German Chief Arminius
This was the main reason for the uprising, which ended in the battle in the Teutoburg Forest. It took all the oppression of the rule of a greedy foreign despot, so that the Germans could find the Roman dominion shameful for themselves and so that the love of freedom would awaken in them. Under the guidance of the brave and careful prince of the Cherusks, Arminius, the Cherus, the Brookers, the Hutts, and other Germanic tribes formed an alliance to overthrow the Roman yoke. Arminius served in the Roman army as a young man, where he learned from the Roman martial arts, was granted the right of Roman citizenship and the rank of rider. This future leader of the Germans in the Battle of Teutoburg was then in the color of years, distinguished by the beauty of his face, strength of his hand, insight, was a man of fiery courage. Arminius' father, Segimer, and his relative Prince Segest enjoyed the trust of Varus; Arminius himself enjoyed it. This made it easier for him to fulfill his plan. Devoted to the Romans, jealous of the glory and influence of Arminius, Segest warned Varus; but the Roman governor remained careless, considering his notices a slander. The gods blinded Varus to free Germany.

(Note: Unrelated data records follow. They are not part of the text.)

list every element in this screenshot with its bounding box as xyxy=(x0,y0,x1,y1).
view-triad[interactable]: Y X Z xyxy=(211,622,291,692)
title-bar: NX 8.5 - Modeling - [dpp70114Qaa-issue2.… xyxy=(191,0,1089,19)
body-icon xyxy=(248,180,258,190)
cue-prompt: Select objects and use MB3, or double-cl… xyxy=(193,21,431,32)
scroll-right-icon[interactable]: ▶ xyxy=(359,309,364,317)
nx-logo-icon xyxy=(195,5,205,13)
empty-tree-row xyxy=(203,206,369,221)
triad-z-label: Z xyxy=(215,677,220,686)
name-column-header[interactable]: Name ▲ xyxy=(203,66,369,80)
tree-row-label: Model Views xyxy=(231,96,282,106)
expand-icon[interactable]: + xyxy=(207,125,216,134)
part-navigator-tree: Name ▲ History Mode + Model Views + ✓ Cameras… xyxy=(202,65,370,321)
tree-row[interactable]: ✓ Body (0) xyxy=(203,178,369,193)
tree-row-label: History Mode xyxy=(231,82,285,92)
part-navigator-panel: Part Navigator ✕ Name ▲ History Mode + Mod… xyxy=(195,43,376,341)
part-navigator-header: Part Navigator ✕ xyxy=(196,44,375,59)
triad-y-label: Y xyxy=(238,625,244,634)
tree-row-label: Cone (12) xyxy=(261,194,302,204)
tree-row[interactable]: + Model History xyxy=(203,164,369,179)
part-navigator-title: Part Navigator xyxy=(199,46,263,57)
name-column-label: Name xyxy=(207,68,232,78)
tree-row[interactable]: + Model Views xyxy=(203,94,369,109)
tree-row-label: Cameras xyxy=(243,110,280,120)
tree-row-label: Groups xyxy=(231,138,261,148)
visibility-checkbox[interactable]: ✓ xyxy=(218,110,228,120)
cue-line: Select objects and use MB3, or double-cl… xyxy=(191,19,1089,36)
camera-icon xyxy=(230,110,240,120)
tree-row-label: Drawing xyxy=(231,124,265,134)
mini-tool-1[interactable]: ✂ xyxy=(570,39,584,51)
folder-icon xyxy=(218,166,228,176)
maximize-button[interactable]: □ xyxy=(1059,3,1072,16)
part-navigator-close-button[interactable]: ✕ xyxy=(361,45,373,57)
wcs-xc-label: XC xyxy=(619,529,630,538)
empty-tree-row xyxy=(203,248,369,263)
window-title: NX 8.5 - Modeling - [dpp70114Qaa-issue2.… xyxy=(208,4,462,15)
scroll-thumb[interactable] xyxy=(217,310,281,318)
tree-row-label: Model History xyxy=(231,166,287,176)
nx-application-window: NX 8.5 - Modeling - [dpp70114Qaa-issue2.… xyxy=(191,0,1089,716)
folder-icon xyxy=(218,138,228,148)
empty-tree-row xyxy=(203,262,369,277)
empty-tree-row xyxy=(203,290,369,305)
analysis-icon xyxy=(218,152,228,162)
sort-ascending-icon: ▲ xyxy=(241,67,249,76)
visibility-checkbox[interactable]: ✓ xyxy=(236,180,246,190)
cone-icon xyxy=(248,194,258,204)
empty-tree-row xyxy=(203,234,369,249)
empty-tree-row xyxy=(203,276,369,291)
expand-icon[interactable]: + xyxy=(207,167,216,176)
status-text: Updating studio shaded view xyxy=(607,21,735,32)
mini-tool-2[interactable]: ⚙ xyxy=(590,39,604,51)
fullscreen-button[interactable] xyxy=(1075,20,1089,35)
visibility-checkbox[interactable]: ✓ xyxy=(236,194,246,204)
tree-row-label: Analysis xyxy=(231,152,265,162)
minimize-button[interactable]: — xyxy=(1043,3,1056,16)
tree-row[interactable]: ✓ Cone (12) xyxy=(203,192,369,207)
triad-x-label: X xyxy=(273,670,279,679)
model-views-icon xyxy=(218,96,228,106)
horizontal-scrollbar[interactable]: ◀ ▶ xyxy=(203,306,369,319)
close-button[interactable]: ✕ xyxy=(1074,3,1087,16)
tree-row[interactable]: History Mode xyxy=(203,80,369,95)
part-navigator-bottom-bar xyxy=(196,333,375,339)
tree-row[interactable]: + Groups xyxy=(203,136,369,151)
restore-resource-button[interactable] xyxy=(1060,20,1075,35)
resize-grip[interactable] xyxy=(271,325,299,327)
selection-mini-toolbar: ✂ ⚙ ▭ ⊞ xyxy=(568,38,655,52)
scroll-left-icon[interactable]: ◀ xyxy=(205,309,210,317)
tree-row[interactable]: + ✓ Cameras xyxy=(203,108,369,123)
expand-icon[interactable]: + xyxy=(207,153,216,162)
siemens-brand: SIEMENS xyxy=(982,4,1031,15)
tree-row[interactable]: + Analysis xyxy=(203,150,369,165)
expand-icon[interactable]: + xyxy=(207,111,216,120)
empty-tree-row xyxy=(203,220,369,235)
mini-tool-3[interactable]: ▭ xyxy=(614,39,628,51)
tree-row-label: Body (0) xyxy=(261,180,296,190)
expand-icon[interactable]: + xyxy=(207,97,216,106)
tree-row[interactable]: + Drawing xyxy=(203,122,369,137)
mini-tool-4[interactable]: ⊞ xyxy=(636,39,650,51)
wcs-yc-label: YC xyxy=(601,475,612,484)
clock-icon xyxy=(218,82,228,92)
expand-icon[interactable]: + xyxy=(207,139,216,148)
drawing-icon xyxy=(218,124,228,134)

Terrible was the anger with which the Germans were avenging their enslavement. Many noble Romans, military tribunes and centurions were slaughtered on the altars of the German gods; Roman judges were tortured to death. The heads of the dead were hanged from the trees of the Teutoburg Forest, around the battlefield, like victory trophies. Those who were not killed by the victors were condemned to shameful slavery. Many Romans horsemen and senators have spent their whole lives as workers or shepherds in the vicinity of German villages. Vengeance did not spare the dead. The barbarians dug the body of Varus from the grave, buried by Roman soldiers, and sent his head cut off to the mighty German prince of Bohemia Maroboda, who then sent it to Rome to the emperor.